New drug approvals include therapies for patients with breast cancer, thyroid cancer, neuroblastoma, and multiple myeloma.
The first third of 2015 has proven to be a busy time for oncology-related approvals at the FDA. This article will review expanded oncology indications for already approved drugs and newly approved oncology agents including Ibrance (palbociclib), Lenvima (lenvatinib), Farydak (panobinostat), and Unituxin (dinutuximab) (see Table).
Newly Approved Oncology Agents
On February 3, 2015, the FDA granted accelerated approval for Ibrance (palbociclib) to treat advanced (metastatic) breast cancer. It is indicated for postmenopausal women with estrogen receptor (ER)-positive, human epidermal growth factor receptor 2 (HER2)-negative metastatic breast cancer who have not yet received an endocrine-based therapy. Palbociclib works by inhibiting cyclin-dependent kinases 4 and 6, which are involved in promoting cancer cell growth, and it is indicated for use with the anti-estrogen letrozole, as this combination demonstrated increased tumor growth inhibition compared with either agent alone.

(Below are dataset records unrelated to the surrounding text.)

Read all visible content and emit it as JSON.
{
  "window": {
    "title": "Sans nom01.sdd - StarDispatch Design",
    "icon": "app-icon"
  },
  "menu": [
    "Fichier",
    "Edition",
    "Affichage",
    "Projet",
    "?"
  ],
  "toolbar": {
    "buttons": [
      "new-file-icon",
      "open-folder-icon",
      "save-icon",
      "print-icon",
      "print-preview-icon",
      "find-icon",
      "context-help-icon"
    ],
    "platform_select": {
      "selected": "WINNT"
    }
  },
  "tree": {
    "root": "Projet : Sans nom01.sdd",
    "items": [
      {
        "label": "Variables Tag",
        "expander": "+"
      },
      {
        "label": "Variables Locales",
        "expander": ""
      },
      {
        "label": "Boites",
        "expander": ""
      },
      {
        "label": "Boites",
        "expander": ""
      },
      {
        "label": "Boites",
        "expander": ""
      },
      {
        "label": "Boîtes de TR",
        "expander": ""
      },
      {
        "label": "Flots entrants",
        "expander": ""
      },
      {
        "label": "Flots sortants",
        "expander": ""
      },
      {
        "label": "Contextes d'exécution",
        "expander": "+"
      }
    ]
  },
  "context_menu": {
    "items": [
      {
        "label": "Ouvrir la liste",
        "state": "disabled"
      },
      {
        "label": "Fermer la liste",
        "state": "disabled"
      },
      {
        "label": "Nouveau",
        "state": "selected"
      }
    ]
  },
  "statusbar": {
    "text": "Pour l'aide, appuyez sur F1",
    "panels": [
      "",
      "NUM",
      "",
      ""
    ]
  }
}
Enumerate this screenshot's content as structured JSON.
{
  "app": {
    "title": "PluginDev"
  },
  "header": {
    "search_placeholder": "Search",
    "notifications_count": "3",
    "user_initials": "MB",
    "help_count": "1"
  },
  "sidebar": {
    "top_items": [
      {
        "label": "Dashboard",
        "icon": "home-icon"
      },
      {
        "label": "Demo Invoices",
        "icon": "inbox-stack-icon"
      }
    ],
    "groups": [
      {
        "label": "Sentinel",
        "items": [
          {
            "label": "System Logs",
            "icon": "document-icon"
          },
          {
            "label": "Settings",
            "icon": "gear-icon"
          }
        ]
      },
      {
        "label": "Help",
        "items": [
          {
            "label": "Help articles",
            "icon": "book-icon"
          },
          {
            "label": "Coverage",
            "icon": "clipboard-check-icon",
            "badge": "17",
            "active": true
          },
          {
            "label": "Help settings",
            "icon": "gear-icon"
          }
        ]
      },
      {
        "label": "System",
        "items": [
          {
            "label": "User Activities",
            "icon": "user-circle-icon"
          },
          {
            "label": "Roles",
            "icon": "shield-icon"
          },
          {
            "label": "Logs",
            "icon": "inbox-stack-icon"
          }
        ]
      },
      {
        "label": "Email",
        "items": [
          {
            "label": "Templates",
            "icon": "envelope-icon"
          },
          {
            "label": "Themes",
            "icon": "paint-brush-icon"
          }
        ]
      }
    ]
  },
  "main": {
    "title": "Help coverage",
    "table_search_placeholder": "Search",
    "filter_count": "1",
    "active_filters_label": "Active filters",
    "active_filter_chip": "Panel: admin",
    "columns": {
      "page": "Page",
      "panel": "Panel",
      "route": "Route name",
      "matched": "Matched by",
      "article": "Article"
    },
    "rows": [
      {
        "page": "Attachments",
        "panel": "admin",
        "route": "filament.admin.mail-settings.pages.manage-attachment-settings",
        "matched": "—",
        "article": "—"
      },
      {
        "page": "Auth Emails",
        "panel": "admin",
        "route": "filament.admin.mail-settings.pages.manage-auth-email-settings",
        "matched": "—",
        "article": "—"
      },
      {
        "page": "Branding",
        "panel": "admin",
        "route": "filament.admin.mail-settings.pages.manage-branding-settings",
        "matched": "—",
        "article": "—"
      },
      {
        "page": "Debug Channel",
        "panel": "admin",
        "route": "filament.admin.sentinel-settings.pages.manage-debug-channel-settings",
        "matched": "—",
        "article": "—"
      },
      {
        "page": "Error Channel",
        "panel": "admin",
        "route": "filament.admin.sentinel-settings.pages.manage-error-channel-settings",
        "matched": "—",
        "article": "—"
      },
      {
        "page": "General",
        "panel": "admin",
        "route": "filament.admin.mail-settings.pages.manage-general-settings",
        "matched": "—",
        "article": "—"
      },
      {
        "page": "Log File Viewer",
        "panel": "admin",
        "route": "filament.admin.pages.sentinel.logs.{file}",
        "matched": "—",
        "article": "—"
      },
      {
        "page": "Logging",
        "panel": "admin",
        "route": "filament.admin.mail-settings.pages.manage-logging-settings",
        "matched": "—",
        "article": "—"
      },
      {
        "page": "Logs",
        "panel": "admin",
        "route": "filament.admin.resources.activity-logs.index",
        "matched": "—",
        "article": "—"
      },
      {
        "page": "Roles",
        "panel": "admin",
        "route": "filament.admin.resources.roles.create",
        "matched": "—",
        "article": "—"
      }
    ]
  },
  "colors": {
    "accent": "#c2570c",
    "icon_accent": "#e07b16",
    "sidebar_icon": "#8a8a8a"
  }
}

The recommended dose of palbociclib is a 125-mg capsule taken orally once daily with food for 21 consecutive days, followed by 7 days off treatment to encompass a complete cycle of 28 days. Letrozole 2.5 mg should be administered once daily throughout the 28-day cycle. Patients should be encouraged to take their dose at approximately the same time each day.

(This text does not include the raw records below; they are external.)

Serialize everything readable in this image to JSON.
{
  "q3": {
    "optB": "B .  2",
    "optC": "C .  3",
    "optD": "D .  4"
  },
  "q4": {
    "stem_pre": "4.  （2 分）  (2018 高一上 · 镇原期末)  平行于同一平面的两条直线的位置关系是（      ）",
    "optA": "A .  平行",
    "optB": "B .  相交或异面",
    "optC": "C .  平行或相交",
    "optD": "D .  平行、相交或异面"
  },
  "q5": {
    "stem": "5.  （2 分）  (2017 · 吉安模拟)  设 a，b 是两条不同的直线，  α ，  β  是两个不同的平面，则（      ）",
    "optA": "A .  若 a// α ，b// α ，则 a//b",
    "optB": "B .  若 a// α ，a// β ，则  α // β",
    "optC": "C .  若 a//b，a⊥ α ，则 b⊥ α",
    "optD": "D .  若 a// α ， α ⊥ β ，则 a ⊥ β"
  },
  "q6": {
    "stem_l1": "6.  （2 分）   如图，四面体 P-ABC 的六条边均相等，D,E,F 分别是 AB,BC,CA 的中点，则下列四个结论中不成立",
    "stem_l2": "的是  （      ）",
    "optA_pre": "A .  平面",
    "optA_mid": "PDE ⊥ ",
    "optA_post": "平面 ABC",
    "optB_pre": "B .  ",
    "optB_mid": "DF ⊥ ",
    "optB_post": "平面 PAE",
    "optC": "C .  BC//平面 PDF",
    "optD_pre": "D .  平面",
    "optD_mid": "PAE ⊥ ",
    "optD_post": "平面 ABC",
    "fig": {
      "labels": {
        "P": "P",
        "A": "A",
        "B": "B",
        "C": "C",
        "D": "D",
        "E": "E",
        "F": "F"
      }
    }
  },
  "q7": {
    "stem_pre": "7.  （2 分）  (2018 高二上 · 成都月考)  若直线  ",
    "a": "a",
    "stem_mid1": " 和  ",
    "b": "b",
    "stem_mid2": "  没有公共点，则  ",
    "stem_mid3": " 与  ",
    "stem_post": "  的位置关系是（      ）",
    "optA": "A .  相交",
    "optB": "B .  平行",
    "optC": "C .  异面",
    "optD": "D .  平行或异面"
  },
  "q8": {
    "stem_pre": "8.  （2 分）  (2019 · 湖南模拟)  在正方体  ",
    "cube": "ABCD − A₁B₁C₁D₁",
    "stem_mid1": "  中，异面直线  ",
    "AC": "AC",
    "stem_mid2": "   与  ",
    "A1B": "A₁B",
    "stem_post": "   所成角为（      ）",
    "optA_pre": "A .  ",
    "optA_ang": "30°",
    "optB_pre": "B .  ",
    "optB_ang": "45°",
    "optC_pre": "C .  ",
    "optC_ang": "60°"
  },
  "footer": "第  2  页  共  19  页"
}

If the patient misses a dose or vomits, an additional dose should not be taken that day and the next prescribed dose should be taken at the usual time. Patients should be advised to avoid grapefruit and grapefruit products during treatment. Palbociclib is available in 125-mg, 100-mg, and 75-mg capsules.

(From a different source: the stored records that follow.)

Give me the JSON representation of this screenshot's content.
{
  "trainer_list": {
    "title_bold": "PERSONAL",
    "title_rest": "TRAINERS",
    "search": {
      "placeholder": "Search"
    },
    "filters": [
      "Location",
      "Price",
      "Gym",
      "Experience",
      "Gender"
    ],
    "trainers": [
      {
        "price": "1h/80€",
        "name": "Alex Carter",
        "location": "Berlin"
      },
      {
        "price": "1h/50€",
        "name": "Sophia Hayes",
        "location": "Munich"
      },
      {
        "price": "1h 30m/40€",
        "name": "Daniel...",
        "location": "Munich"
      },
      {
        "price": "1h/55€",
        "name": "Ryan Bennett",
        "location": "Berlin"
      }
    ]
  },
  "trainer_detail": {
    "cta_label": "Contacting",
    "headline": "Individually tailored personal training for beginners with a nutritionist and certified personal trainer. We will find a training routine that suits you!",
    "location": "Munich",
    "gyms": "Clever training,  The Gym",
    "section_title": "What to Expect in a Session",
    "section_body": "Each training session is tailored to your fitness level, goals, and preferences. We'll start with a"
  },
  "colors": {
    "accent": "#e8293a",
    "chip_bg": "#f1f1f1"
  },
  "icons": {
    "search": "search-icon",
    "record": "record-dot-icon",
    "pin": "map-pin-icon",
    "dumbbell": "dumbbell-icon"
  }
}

Neutropenia can occur with palbociclib, and it is recommended that complete blood count be monitored prior to the start of therapy, at the beginning of each cycle, on day 14 of the first 2 cycles, and as clinically indicated. Clinicians and patients should monitor for signs and symptoms of infection. The most common adverse effects (AEs) seen in the clinical trials were neutropenia, leukopenia, fatigue, anemia, upper respiratory infections, nausea, stomatitis, alopecia, diarrhea, thrombocytopenia, decreased appetite, vomiting, loss of strength, peripheral neuropathy, and nosebleeds. Management of some adverse reactions may require a dose adjustment, treatment interruption, or permanent discontinuation. Dose modification recommendations are included in the prescribing information.
Palbociclib was granted an accelerated approval based on progression-free survival (PFS). Continued approval for this indication may be contingent upon verification and description of clinical benefit in a confirmatory trial. Palbociclib was evaluated in a randomized, open-label, multicenter study of 165 postmenopausal women with ER-positive, HER2-negative advanced breast cancer who had not received previous systemic treatment for their advanced disease. Eighty-four patients were randomized to receive palociclib at a dose of 125 mg daily for 21 consecutive days, followed by 7 days off treatment, in combination with letrozole 2.5 mg daily for 28 days, while 81 patients received only letrozole 2.5 mg daily. Of the palbociclib plus letrozole patients, 48.8% experienced disease progression during the study period compared with 72.8% of the patients who took letrozole alone. The median PFS was 20.2 months (95% CI, 13.8-27.5) for the group that took palbociclib plus letrozole compared with 10.2 months (95% CI, 5.7-12.6) for the group that took letrozole alone.1,2
On February 13, 2015, the FDA approved Lenvima (lenvatinib) to treat patients with progressive, differentiated thyroid cancer (DTC) whose disease progressed despite radioactive iodine therapy. Lenvatinib is a receptor tyrosine kinase (RTK)-inhibitor that inhibits the kinase activities of vascular endothelial growth factor (VEGF) receptors VEGFR1 (FLT1), VEGFR2 (KDR), and VEGFR3 (FLT4). Lenvatinib also inhibits other RTKs that have been implicated in pathogenic angiogenesis, tumor growth, and cancer progression.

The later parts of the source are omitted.